Die Öffentlichkeit in Cherson und der Chef des ukrainischen Militärs in der Region Cherson sagen, dass die gestrige Ankündigung mit Vorsicht zu genießen sei. Es gibt keine Anzeichen dafür, dass die russische Regierung loslässt.
Igor Konaschenkow, Sprecher des Verteidigungsministeriums in Moskau, sagte dagegen heute Morgen, die Evakuierung habe begonnen. „Russische Streitkräfte bewegen sich gemäß einem vorher festgelegten Plan zu bestimmten Positionen am linken Ufer des Dnjepr“, sagte er.
Sagt, die Armee kämpft
Joe Biden, der Präsident der Vereinigten Staaten, hat die Neuigkeiten gestern Abend bei seiner ersten Pressekonferenz nach der Wahl am Dienstag kurz erörtert. Er sagte interessanterweise, dass Russland mit der Ankündigung der Evakuierung bis nach den Wahlen im Westen gewartet habe. Die Entscheidung wäre ein Beweis dafür, dass das russische Militär in der Ukraine zu kämpfen hat.
Der Präsident fügte hinzu, es bleibe abzuwarten, ob diese jüngsten Nachrichten und die Bedingungen nach dem Winter die Ukraine dazu bringen würden, eine Einigung mit Russland zu erzielen.
Überwachung der Situation in Cherson
Nato-Generalsekretär Jens Stoltenberg sagte heute auf einer Pressekonferenz in Rom, dass die Nachrichten aus Cherson in den kommenden Tagen aufmerksam verfolgt werden. Er machte deutlich, dass die russische Armee im Moment unter großem Druck stehe und es ein weiterer Sieg für die ukrainische Armee wäre, wenn er die Stadt verlasse.
Auswanderung braucht Zeit
Laut Militärexperten ist es nicht ungewöhnlich, dass die russische Armee einen Tag nach Bekanntgabe der Evakuierung immer noch in Cherson ist. Einer von ihnen ist Mick Ryan, ein Experte für russische Angelegenheiten am CNA-Forschungsinstitut in den Vereinigten Staaten. Er schreibt heute auf Twitter, dass eine Operation dieser Art viele Tage und sogar Wochen dauert. Samir Puri vom International Institute for Strategic Studies stimmt in einem Interview mit der BBC zu. Er sagt auch, dass Russlands gestrige Ankündigung nicht nachvollziehbar sei. Es scheint, dass sie den Ukrainern Cherson geschenkt haben, aber es muss etwas dahinter stecken. Es ist schwer herauszufinden, also müssen wir jetzt nur abwarten und sehen.

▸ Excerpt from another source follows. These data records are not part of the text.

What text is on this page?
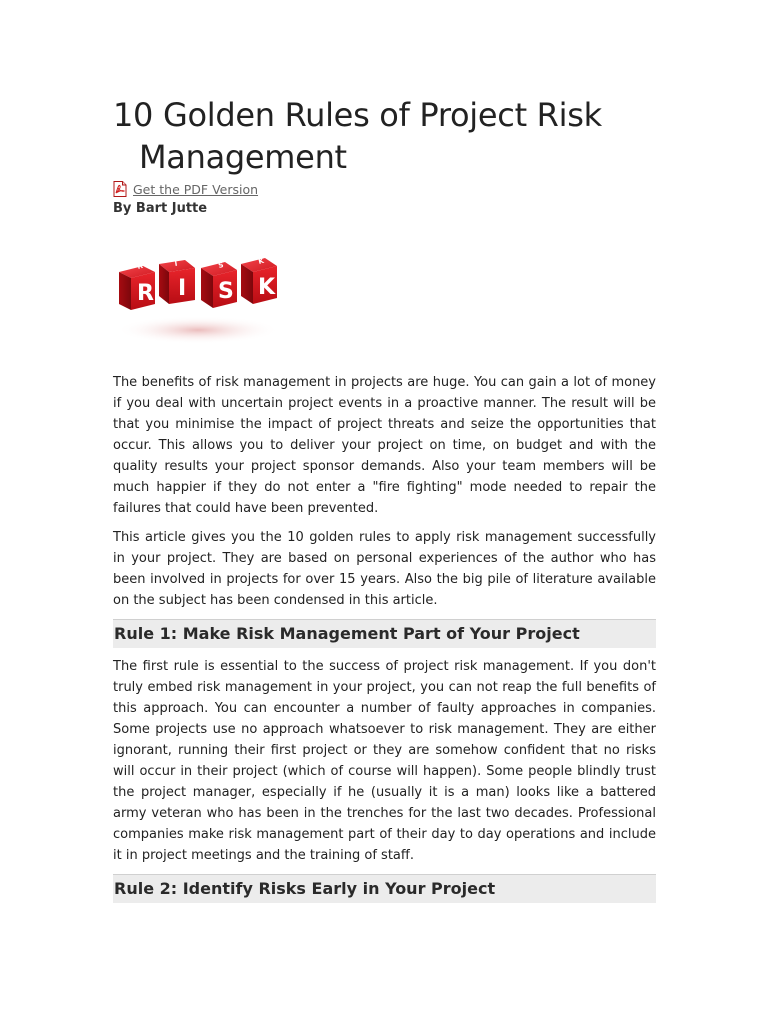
10 Golden Rules of Project Risk Management
Get the PDF Version
By Bart Jutte
R
R
I
I
S
S
K
K

The benefits of risk management in projects are huge. You can gain a lot of money if you deal with uncertain project events in a proactive manner. The result will be that you minimise the impact of project threats and seize the opportunities that occur. This allows you to deliver your project on time, on budget and with the quality results your project sponsor demands. Also your team members will be much happier if they do not enter a "fire fighting" mode needed to repair the failures that could have been prevented.

This article gives you the 10 golden rules to apply risk management successfully in your project. They are based on personal experiences of the author who has been involved in projects for over 15 years. Also the big pile of literature available on the subject has been condensed in this article.

Rule 1: Make Risk Management Part of Your Project

The first rule is essential to the success of project risk management. If you don't truly embed risk management in your project, you can not reap the full benefits of this approach. You can encounter a number of faulty approaches in companies. Some projects use no approach whatsoever to risk management. They are either ignorant, running their first project or they are somehow confident that no risks will occur in their project (which of course will happen). Some people blindly trust the project manager, especially if he (usually it is a man) looks like a battered army veteran who has been in the trenches for the last two decades. Professional companies make risk management part of their day to day operations and include it in project meetings and the training of staff.

Rule 2: Identify Risks Early in Your Project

Dahinter steckt keine Freundlichkeit
Wolodymyr Zelenzky, der Präsident der Ukraine, erwähnte gestern Abend in seiner täglichen Ansprache an die Nation, dass es sicherlich ein Grund zum Feiern wäre, wenn die russische Armee Cherson verlassen würde, aber die Nachricht sollte sicherlich nicht zu sehr gefeiert werden – mehr als alles andere in der Krieg. Es muss etwas dahinter stecken. Russland machte den Ukrainern keine Geschenke. Etwas anderes als Freundlichkeit steckte hinter der Tatsache, dass sie davonkamen.
Mark Milley, Stabschef und Vorsitzender des US-Militärrates, sagte gestern bei einem Treffen, dass seit Beginn der Invasion in der Ukraine im Februar über hunderttausend russische Soldaten gestorben oder verwundet worden seien. Die Verluste in der ukrainischen Armee wären ähnlich. Außerdem hätte die Invasion rund vierzigtausend ukrainischen Bürgern das Leben gekostet. Der General sagte, die Invasion sei ein großer Fehler gewesen, den das russische Volk noch lange fressen müsse.